Hartley played four times for Kent during the 2014 season, twice in first-class matches and twice in List A matches against Sri Lanka and New Zealand A. He made two List A appearances in the 2016 Royal London One-Day Cup, returning his best bowling figures in List A cricket of 2/26 against Gloucestershire and was rewarded with a one-year contract extension at the end of the 2016 season. He has continued to play for Kent in Second XI matches as well as playing for Canterbury Cricket Club, Bromley Cricket Club and Dartford Cricket Club in the Kent Cricket League and playing grade cricket in New South Wales for Newcastle City.

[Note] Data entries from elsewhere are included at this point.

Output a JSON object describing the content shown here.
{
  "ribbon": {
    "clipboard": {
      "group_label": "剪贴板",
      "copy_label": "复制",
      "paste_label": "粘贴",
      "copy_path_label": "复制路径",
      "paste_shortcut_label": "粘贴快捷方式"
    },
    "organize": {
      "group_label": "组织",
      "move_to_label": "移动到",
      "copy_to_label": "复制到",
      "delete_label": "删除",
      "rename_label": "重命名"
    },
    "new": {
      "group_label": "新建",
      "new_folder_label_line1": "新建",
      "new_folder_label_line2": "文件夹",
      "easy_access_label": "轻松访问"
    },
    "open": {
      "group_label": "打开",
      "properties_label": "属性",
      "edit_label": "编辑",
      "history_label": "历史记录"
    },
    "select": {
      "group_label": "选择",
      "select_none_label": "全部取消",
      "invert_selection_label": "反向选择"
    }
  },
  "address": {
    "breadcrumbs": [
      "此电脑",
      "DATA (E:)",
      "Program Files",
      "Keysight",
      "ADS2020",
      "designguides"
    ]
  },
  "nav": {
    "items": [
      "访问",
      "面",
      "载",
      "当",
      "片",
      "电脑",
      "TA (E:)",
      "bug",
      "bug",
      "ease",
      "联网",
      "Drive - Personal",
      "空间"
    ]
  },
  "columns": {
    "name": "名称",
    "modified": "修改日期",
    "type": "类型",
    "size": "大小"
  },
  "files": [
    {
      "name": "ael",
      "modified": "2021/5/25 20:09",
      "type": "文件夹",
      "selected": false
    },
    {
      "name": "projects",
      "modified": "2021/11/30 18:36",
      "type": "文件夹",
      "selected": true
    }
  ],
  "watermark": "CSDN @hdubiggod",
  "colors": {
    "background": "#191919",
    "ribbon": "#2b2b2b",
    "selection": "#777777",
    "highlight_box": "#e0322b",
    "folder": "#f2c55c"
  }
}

Hartley played club cricket for Durbanville in the Western Province Cricket Association in South Africa during the 2016–17 English winter. He injured a shoulder whilst fielding for the club and, as a result, missed Kent's matches in the 2016–17 Regional Super50 competition in the Caribbean during January and February 2017. After rehabilitation work on the injury he travelled to Tanzania to play for St Gobain Strikers in the Advanced Players League T20 competition, part of a group of 12 overseas players brought in to strengthen the competition.

Hartley played his third first-class match for Kent, his first since 2014, against the touring West Indians on 6 August 2017 during the 166th Canterbury Cricket Week. He took 4/80 in the first innings and a total of 6 wickets in the drawn match as the tourists struggled against a young Kent bowling attack.

At the end of the 2017 season Hartley was released by Kent. He has since developed an educational mobile app and a website which aims to connect young cricketers with professional mentors.